The camera is set to expose manually. The ISO is set to 200. The aperture is set to f5.6. The shutter will be the wild card. During the course of his walk the photographer adjusts the shutter speed for optimum exposures. The camera offers focus peaking, and it is nicely accurate, but every once in a while the photographer uses the magnification feature to verify that the focus is accurately set. Over the course of the walk he comes to trust the focus peaking. 

His first series of shots are self-portraits in the window of an empty restaurant that at one time housed one of his favorite restaurants; Garridos. It now awaits a new tenant and the photographer seems to remember that it will be a popular Mexican restaurant called Pulvo's. He rationalizes that the self portrait will visually introduce the camera and lens to anyone who might later read his musings on a blog. 

The photographer is of two minds about his morning adventure. He would love to find many interesting and beautiful people to photograph. He would love to get in a brisk walk as cross-training for the energetic two miles he swam earlier in the morning. He realizes that every day involves luck and chance. 

The 25mm has the same basic angle of view as a 50mm lens on one of his full frame cameras. The view through the finder is familiar and the focal length is easy for him to compose with.

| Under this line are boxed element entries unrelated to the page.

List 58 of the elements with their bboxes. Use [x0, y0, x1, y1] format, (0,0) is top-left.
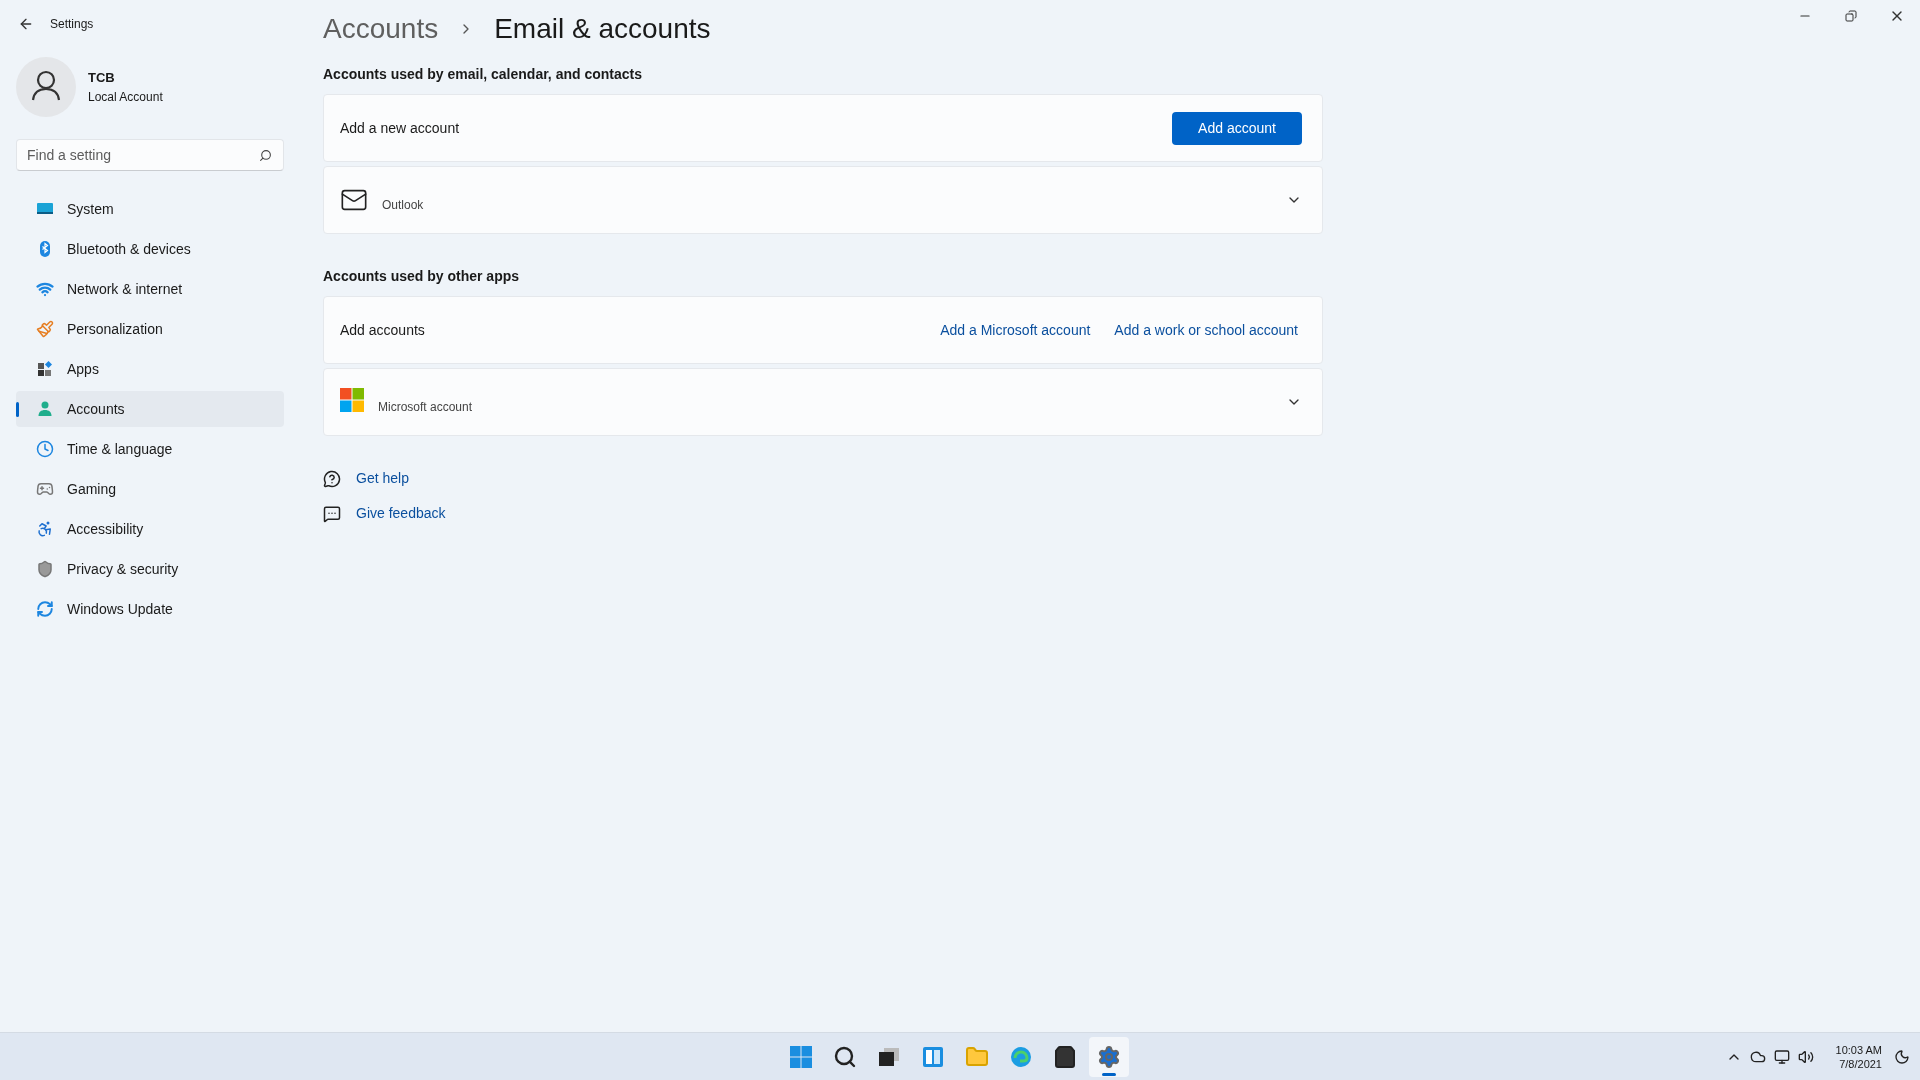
account-card[interactable]: Outlook [323, 166, 1323, 234]
folder-icon [965, 1044, 989, 1069]
account-card[interactable]: Microsoft account [323, 368, 1323, 436]
link[interactable]: Add a Microsoft account [940, 319, 1091, 341]
clock-icon [36, 440, 54, 458]
speaker-icon[interactable] [1797, 1048, 1814, 1065]
browser-icon [1009, 1044, 1033, 1069]
restore-icon [1845, 10, 1857, 22]
nav-item[interactable]: Network & internet [16, 271, 284, 307]
page-title: Email & accounts [494, 12, 711, 46]
window-title: Settings [50, 16, 94, 33]
nav-item[interactable]: Windows Update [16, 591, 284, 627]
section-heading: Accounts used by email, calendar, and contacts [323, 65, 643, 84]
clock-date[interactable]: 7/8/2021 [1839, 1056, 1882, 1071]
avatar-icon [16, 57, 76, 117]
active-indicator [1102, 1072, 1116, 1076]
section-heading: Accounts used by other apps [323, 267, 521, 286]
help-icon [323, 469, 341, 488]
add-account-button[interactable]: Add account [1172, 111, 1302, 145]
nav-item[interactable]: Accessibility [16, 511, 284, 547]
help-link[interactable]: Get help [356, 468, 409, 489]
windows-logo-icon [789, 1044, 813, 1069]
gear-icon [1097, 1044, 1121, 1069]
person-icon [36, 400, 54, 418]
link[interactable]: Add a work or school account [1114, 319, 1298, 341]
user-name: TCB [88, 69, 116, 88]
account-provider: Microsoft account [378, 399, 473, 416]
nav-item[interactable]: Gaming [16, 471, 284, 507]
four-squares-logo-icon [340, 388, 364, 412]
search-icon [833, 1044, 857, 1069]
widgets-icon [921, 1044, 945, 1069]
row-label: Add a new account [340, 118, 460, 138]
nav-item[interactable]: Accounts [16, 391, 284, 427]
nav-item[interactable]: Time & language [16, 431, 284, 467]
nav-item[interactable]: Privacy & security [16, 551, 284, 587]
paintbrush-icon [36, 320, 54, 338]
refresh-icon [36, 600, 54, 618]
moon-icon[interactable] [1894, 1048, 1910, 1065]
account-type: Local Account [88, 88, 163, 106]
row-label: Add accounts [340, 320, 425, 340]
selection-indicator [16, 402, 19, 417]
accessibility-icon [36, 520, 54, 538]
search-field[interactable]: Find a setting [16, 139, 284, 171]
search-icon [259, 149, 272, 162]
nav-item[interactable]: Apps [16, 351, 284, 387]
clock-time[interactable]: 10:03 AM [1835, 1042, 1882, 1057]
gamepad-icon [36, 480, 54, 498]
wifi-icon [36, 280, 54, 298]
account-provider: Outlook [382, 197, 424, 214]
feedback-icon [323, 504, 341, 523]
nav-item[interactable]: System [16, 191, 284, 227]
help-link[interactable]: Give feedback [356, 503, 446, 524]
shopping-bag-icon [1053, 1044, 1077, 1069]
nav-item[interactable]: Bluetooth & devices [16, 231, 284, 267]
breadcrumb-parent[interactable]: Accounts [323, 8, 439, 50]
apps-icon [36, 360, 54, 378]
shield-icon [36, 560, 54, 578]
nav-item[interactable]: Personalization [16, 311, 284, 347]
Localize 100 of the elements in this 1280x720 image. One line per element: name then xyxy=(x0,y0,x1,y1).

There are few people walking through the city on this particular morning. He decides to make photographs of interesting (to him) new buildings while he hunts for more interesting subjects. 

At the far end of his "out and back" walk he detours through the convention center to see what sort of event is being held there. From there he heads into the Hilton where he intends to get coffee at the Starbuck outlet on the northwest corner of the hotel. He is distracted by activity that seems to be flowing toward the ballrooms and conferences on the second floor. He rides up the escalator to find about 200 people milling around on a break from some "informative" session. Most are dressed as informally as the photographer. He mixes with the crowd and helps himself to a cup of coffee from one of the tables that runs down the middle of the wide hallway. He chats with a forensic software specialist for a bit before heading back downstairs and out of the hotel with his cup of coffee in hand. Thank goodness there is nearly always an option during breaks to have coffee in either a ceramic mug or a to-go cup. 

The walk remains visually non-eventful and the photographer trudges back to his car and heads home. A day later he brings up the images from his walk into Lightroom and goes through his take, one image at a time. He thinks some of the people who read his blog might be interested to see how effective such an old lens is on such a new camera. That readers might be surprised to see how sharp and modern the images that lens creates can be. 

He chooses nine images to show and then sits down at the same computer to write a blog. He is feeling playful and so writes it all in the third person. Almost like a movie script. When he finishes he worries that no one will find what he's written to be the least bit interesting or amusing. He becomes depressed and vows never to blog again. But he knows that blogging is addictive and he enjoys the process even if he gets very little feedback from a diverse group of readers, most of whom he has never met in person. 

He hopes that someone, somewhere will take the time to comment on the script or the images in the comments just below the actual blog. It would make him feel as though he is not tossing words out into a black hole of futile nothingness. He wonders if it would be better for his ego to just write endless "reviews" about Canon and Nikon cameras, interspersed with lofty sounding articles playing one maker against another. People always seem to visit his blog for that and they often leave emotion laden comments as well.

Then he decides that would be petty and a waste of time. He would't want to sully his impeccable reputation for this, the 3300th blog post he's written for his site. He finishes typing and goes off to watch an episode of "The Big Bang Theory" on the television in his living room.